In particular, there are two problems that can interfere with any conclusions we might draw, and that are common to many other projects. First, the 'methods' sections of many articles don’t show all the steps the authors took to reach their conclusions. With only part of the story, we can’t tell if a claim or result is valid or not. Quite simply, we can’t take results sections or author interpretations of their findings at face value. Second, statements featured in papers may be contradictory. Oversimplification or incorrect assertions might not be picked up during the editing and publication process. We saw one particularly egregious example of this: a recently published article’s introduction section claimed a particular protein could transcriptionally activate certain genes, yet cited a study stating that the same protein represses gene transcription.

Why did CMU choose to work with Elsevier on the Big Mechanism project?
 
CMU recognised that Elsevier could help inform our own decision making, thanks to its technologies that mine the full text of both literature-based and experimental evidence, as well as relevant clinical data—all of which could be a potential source of useful information. Elsevier also provided specialists with a thorough knowledge of biological terminology and language, as well as access to both a massive library of papers and the capacity to handle new information.

So far, what progress has been made towards the project’s ultimate goals?
 
We began the project approximately eight months ago. DARPA initially requested the development of a 'use case', starting with text input and analysis that suggests new ways to examine as-yet unresolved issues; leading  in turn to a bench scientist doing real experiments with the output; and ultimately ending with that scientist returning the results of these experiments to the system to inform future investigations. We resolved a lot of organisational issues and began to assemble the software pipeline integrating Elsevier NLP engine with other programs that we began to develop specifically for this project. 

Our priority for the next 18 months, is mining all documents that mention anything related to proteins of the KRAS gene, mutations in which underlie a significant proportion of colon, lung, head and neck cancers. We will extract all relevant information into a central database; identify any inconsistencies and gaps; then ask the team’s biologist to perform specific experiments that could help remove and close them, as appropriate. In the long term, the hope is that once the process for developing better models of KRAS-driven cancers has been sharpened, it can be applied to not just different types of cancers, but also other complex diseases. This in turn should yield a better understanding of specific disease processes and accelerate the journey of effective treatments from bench to bedside.
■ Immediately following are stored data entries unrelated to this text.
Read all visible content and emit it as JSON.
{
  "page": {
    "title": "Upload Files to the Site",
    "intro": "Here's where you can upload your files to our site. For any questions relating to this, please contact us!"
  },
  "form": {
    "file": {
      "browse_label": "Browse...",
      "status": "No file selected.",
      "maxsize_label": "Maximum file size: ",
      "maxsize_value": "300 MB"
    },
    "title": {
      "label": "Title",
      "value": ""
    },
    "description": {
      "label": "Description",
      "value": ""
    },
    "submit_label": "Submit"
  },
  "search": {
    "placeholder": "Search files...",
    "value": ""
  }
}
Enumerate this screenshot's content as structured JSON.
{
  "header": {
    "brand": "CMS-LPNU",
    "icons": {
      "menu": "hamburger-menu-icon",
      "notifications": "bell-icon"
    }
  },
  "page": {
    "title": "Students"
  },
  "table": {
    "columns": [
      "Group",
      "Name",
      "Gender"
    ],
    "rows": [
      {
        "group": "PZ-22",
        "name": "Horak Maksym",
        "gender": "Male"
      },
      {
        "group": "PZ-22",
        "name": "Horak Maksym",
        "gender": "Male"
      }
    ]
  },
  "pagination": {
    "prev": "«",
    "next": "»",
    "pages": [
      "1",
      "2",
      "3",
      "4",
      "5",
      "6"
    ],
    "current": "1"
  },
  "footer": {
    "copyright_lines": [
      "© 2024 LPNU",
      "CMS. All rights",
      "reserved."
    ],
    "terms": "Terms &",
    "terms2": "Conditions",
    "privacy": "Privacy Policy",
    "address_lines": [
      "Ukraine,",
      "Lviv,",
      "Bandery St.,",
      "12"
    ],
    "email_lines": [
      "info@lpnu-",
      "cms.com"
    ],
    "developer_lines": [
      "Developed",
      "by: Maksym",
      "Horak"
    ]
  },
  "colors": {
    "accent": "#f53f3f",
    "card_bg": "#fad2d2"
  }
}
What are the problems that researchers currently face specifically related to KRAS cancers (e.g. terminology used, various proteins referenced in the literature, synonyms)?
 
One significant problem is that different laboratories often use different naming standards when referring to the same proteins or processes. For example, in our current project, the gene of interest could be called KRAS, KRAS2 or RASK2. Its protein in turn might be referred to as GTPase Kras; K-Ras 2; Ki-Ras; c-K-ras; or c-Ki-ras. Furthermore, KRAS interacts with about 150 other proteins in the human genome, each of which has multiple synonyms of its own. This could easily result in hundreds, if not thousands, of different ways of describing the same basic information.
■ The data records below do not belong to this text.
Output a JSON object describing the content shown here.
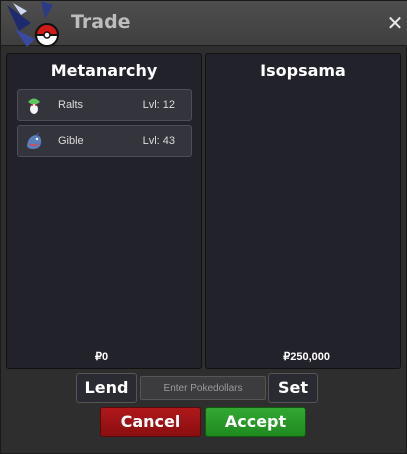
{
  "window": {
    "title": "Trade",
    "close_icon": "close-icon",
    "logo_icon": "pokeball-logo-icon"
  },
  "left_panel": {
    "player_name": "Metanarchy",
    "pokemon": [
      {
        "name": "Ralts",
        "level": "Lvl: 12",
        "icon": "ralts-sprite-icon"
      },
      {
        "name": "Gible",
        "level": "Lvl: 43",
        "icon": "gible-sprite-icon"
      }
    ],
    "money": "₽0"
  },
  "right_panel": {
    "player_name": "Isopsama",
    "pokemon": [],
    "money": "₽250,000"
  },
  "controls": {
    "lend_label": "Lend",
    "money_placeholder": "Enter Pokedollars",
    "set_label": "Set",
    "cancel_label": "Cancel",
    "accept_label": "Accept"
  },
  "colors": {
    "cancel": "#a01416",
    "accept": "#2a9e2a",
    "panel_bg": "#22222a"
  }
}
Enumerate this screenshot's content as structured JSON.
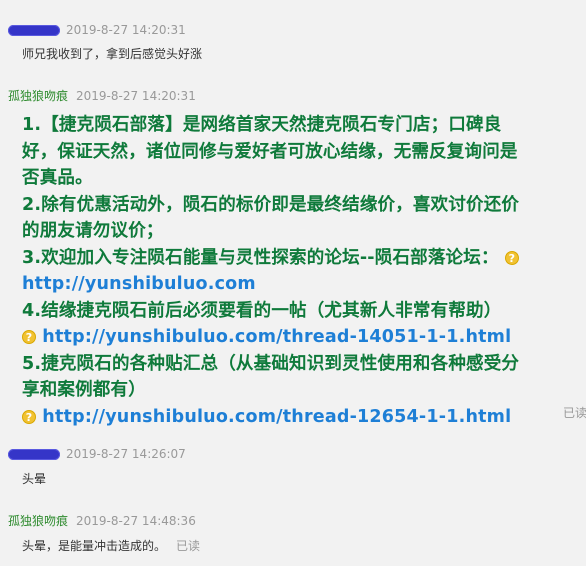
{
  "messages": [
    {
      "time": "2019-8-27 14:20:31",
      "text": "师兄我收到了，拿到后感觉头好涨"
    },
    {
      "sender": "孤独狼吻痕",
      "time": "2019-8-27 14:20:31",
      "lines": {
        "l1": "1.【捷克陨石部落】是网络首家天然捷克陨石专门店；口碑良",
        "l2": "好，保证天然，诸位同修与爱好者可放心结缘，无需反复询问是",
        "l3": "否真品。",
        "l4": "2.除有优惠活动外，陨石的标价即是最终结缘价，喜欢讨价还价",
        "l5": "的朋友请勿议价；",
        "l6": "3.欢迎加入专注陨石能量与灵性探索的论坛--陨石部落论坛：",
        "l7_link": "http://yunshibuluo.com",
        "l8": "4.结缘捷克陨石前后必须要看的一帖（尤其新人非常有帮助）",
        "l9_link": "http://yunshibuluo.com/thread-14051-1-1.html",
        "l10": "5.捷克陨石的各种贴汇总（从基础知识到灵性使用和各种感受分",
        "l11": "享和案例都有）",
        "l12_link": "http://yunshibuluo.com/thread-12654-1-1.html"
      },
      "read_status": "已读"
    },
    {
      "time": "2019-8-27 14:26:07",
      "text": "头晕"
    },
    {
      "sender": "孤独狼吻痕",
      "time": "2019-8-27 14:48:36",
      "text": "头晕，是能量冲击造成的。",
      "read_status": "已读"
    }
  ],
  "icons": {
    "question": "?"
  }
}
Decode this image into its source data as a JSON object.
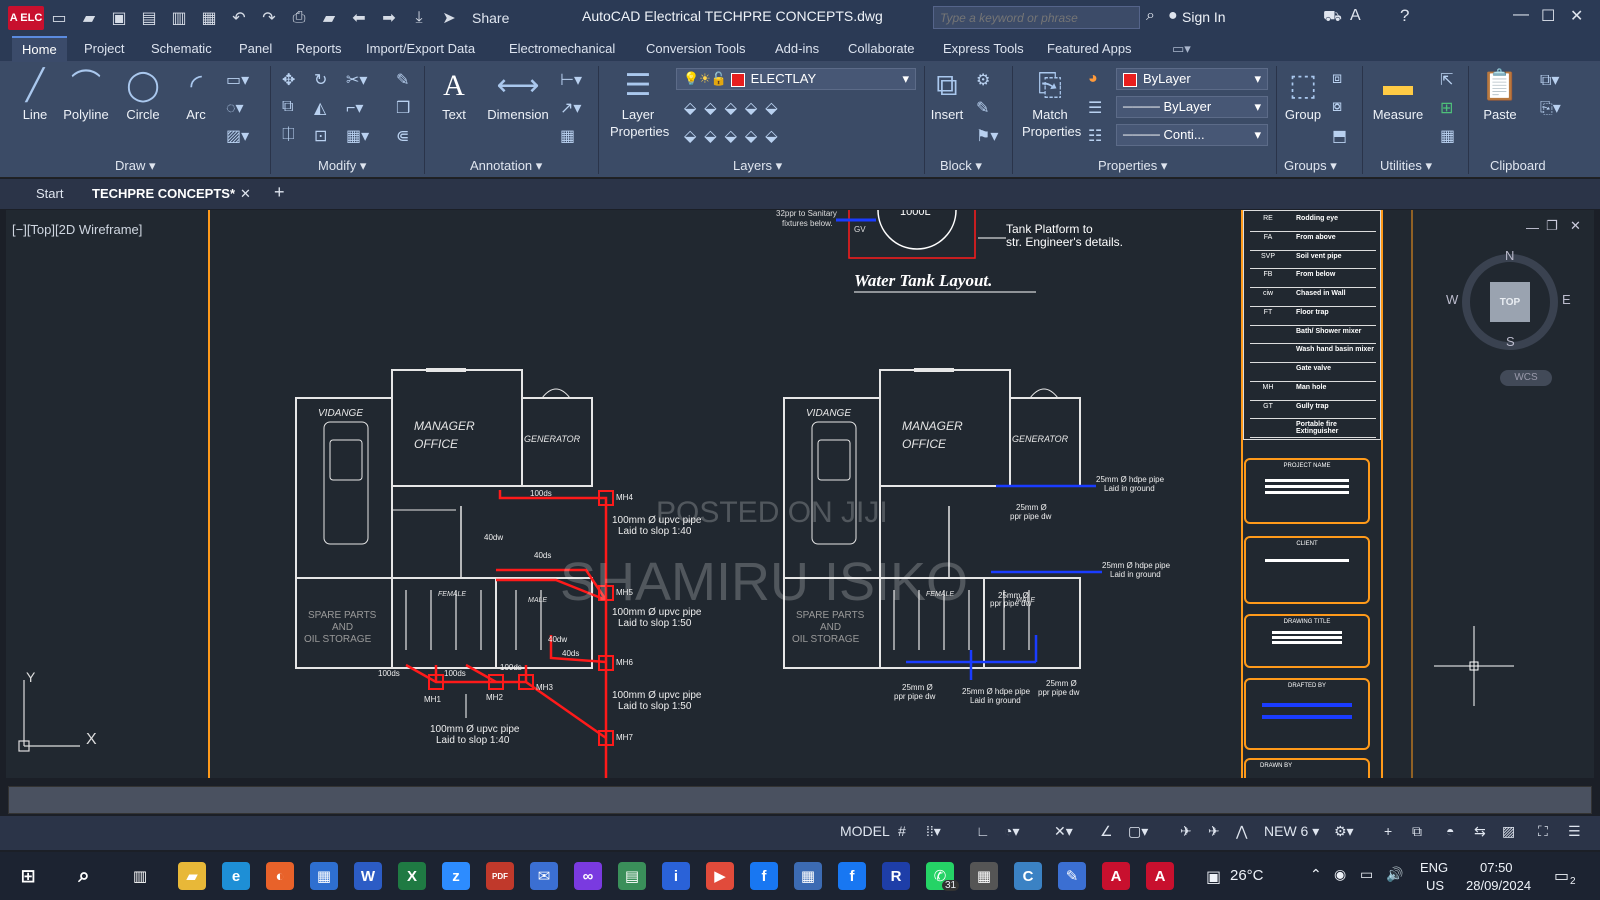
{
  "titlebar": {
    "app_logo": "A ELC",
    "share": "Share",
    "title": "AutoCAD Electrical    TECHPRE CONCEPTS.dwg",
    "search_placeholder": "Type a keyword or phrase",
    "signin": "Sign In"
  },
  "menu": [
    "Home",
    "Project",
    "Schematic",
    "Panel",
    "Reports",
    "Import/Export Data",
    "Electromechanical",
    "Conversion Tools",
    "Add-ins",
    "Collaborate",
    "Express Tools",
    "Featured Apps"
  ],
  "ribbon": {
    "draw": {
      "line": "Line",
      "polyline": "Polyline",
      "circle": "Circle",
      "arc": "Arc",
      "title": "Draw"
    },
    "modify_title": "Modify",
    "annotation": {
      "text": "Text",
      "dimension": "Dimension",
      "title": "Annotation"
    },
    "layers": {
      "layer_properties": "Layer Properties",
      "current_layer": "ELECTLAY",
      "title": "Layers"
    },
    "block": {
      "insert": "Insert",
      "title": "Block"
    },
    "properties": {
      "match": "Match Properties",
      "color": "ByLayer",
      "lineweight": "ByLayer",
      "linetype": "Conti...",
      "title": "Properties"
    },
    "groups": {
      "group": "Group",
      "title": "Groups"
    },
    "utilities": {
      "measure": "Measure",
      "title": "Utilities"
    },
    "clipboard": {
      "paste": "Paste",
      "title": "Clipboard"
    }
  },
  "tabs": {
    "start": "Start",
    "active": "TECHPRE CONCEPTS*"
  },
  "viewport": {
    "label": "[−][Top][2D Wireframe]",
    "compass": {
      "n": "N",
      "s": "S",
      "e": "E",
      "w": "W",
      "top": "TOP",
      "wcs": "WCS"
    },
    "ucs": {
      "x": "X",
      "y": "Y"
    },
    "plan": {
      "tank_note1": "32ppr to Sanitary",
      "tank_note2": "fixtures below.",
      "gv": "GV",
      "tank_label": "1000L",
      "platform1": "Tank Platform to",
      "platform2": "str. Engineer's details.",
      "tank_title": "Water Tank Layout.",
      "rooms": {
        "vidange": "VIDANGE",
        "manager1": "MANAGER",
        "manager2": "OFFICE",
        "generator": "GENERATOR",
        "spare1": "SPARE PARTS",
        "spare2": "AND",
        "spare3": "OIL STORAGE",
        "female": "FEMALE",
        "male": "MALE"
      },
      "pipes": {
        "p1a": "100mm Ø upvc pipe",
        "p1b": "Laid to slop 1:40",
        "p2a": "100mm Ø upvc pipe",
        "p2b": "Laid to slop 1:50",
        "p3a": "100mm Ø upvc pipe",
        "p3b": "Laid to slop 1:50",
        "p4a": "100mm Ø upvc pipe",
        "p4b": "Laid to slop 1:40"
      },
      "mh": {
        "mh1": "MH1",
        "mh2": "MH2",
        "mh3": "MH3",
        "mh4": "MH4",
        "mh5": "MH5",
        "mh6": "MH6",
        "mh7": "MH7"
      },
      "dims": {
        "d100": "100ds",
        "d40": "40dw",
        "d40s": "40ds"
      },
      "water": {
        "w1a": "25mm Ø hdpe pipe",
        "w1b": "Laid in ground",
        "w2a": "25mm Ø",
        "w2b": "ppr pipe dw",
        "w3a": "25mm Ø hdpe pipe",
        "w3b": "Laid in ground",
        "w4a": "25mm Ø",
        "w4b": "ppr pipe dw",
        "w5a": "25mm Ø",
        "w5b": "ppr pipe dw",
        "w6a": "25mm Ø hdpe pipe",
        "w6b": "Laid in ground",
        "w7a": "25mm Ø",
        "w7b": "ppr pipe dw"
      },
      "watermark1": "POSTED ON JIJI",
      "watermark2": "SHAMIRU ISIKO"
    },
    "legend": [
      {
        "code": "RE",
        "text": "Rodding eye"
      },
      {
        "code": "FA",
        "text": "From above"
      },
      {
        "code": "SVP",
        "text": "Soil vent pipe"
      },
      {
        "code": "FB",
        "text": "From below"
      },
      {
        "code": "ciw",
        "text": "Chased in Wall"
      },
      {
        "code": "FT",
        "text": "Floor trap"
      },
      {
        "code": "",
        "text": "Bath/ Shower mixer"
      },
      {
        "code": "",
        "text": "Wash hand basin mixer"
      },
      {
        "code": "",
        "text": "Gate valve"
      },
      {
        "code": "MH",
        "text": "Man hole"
      },
      {
        "code": "GT",
        "text": "Gully trap"
      },
      {
        "code": "",
        "text": "Portable fire Extinguisher"
      }
    ],
    "titleblock": {
      "project": "PROJECT NAME",
      "client": "CLIENT",
      "drawing": "DRAWING TITLE",
      "drafted": "DRAFTED BY",
      "drawn": "DRAWN BY"
    }
  },
  "status": {
    "model": "MODEL",
    "anno": "NEW 6"
  },
  "taskbar": {
    "temp": "26°C",
    "lang1": "ENG",
    "lang2": "US",
    "time": "07:50",
    "date": "28/09/2024",
    "badge": "31",
    "notif": "2"
  },
  "colors": {
    "accent": "#2b3a55",
    "drain": "#ff1a1a",
    "water": "#1a3cff",
    "titleblock": "#ff9a1a"
  }
}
What implications will the eventual findings of the research have for personalised therapies?
 
The text mining and natural language processing tools we are using in this project can ultimately help build mechanistic models for treating cancer in practice, allowing physicians to more easily perform precision medicine through assessing a patient’s individual cancer profile and suggesting the most effective treatment. We expect that models such as these will eventually assist decision making in molecular tumour boards – meetings of teams that collaborate on treatments for patients whose tumours have been analysed using genomic diagnostic tests.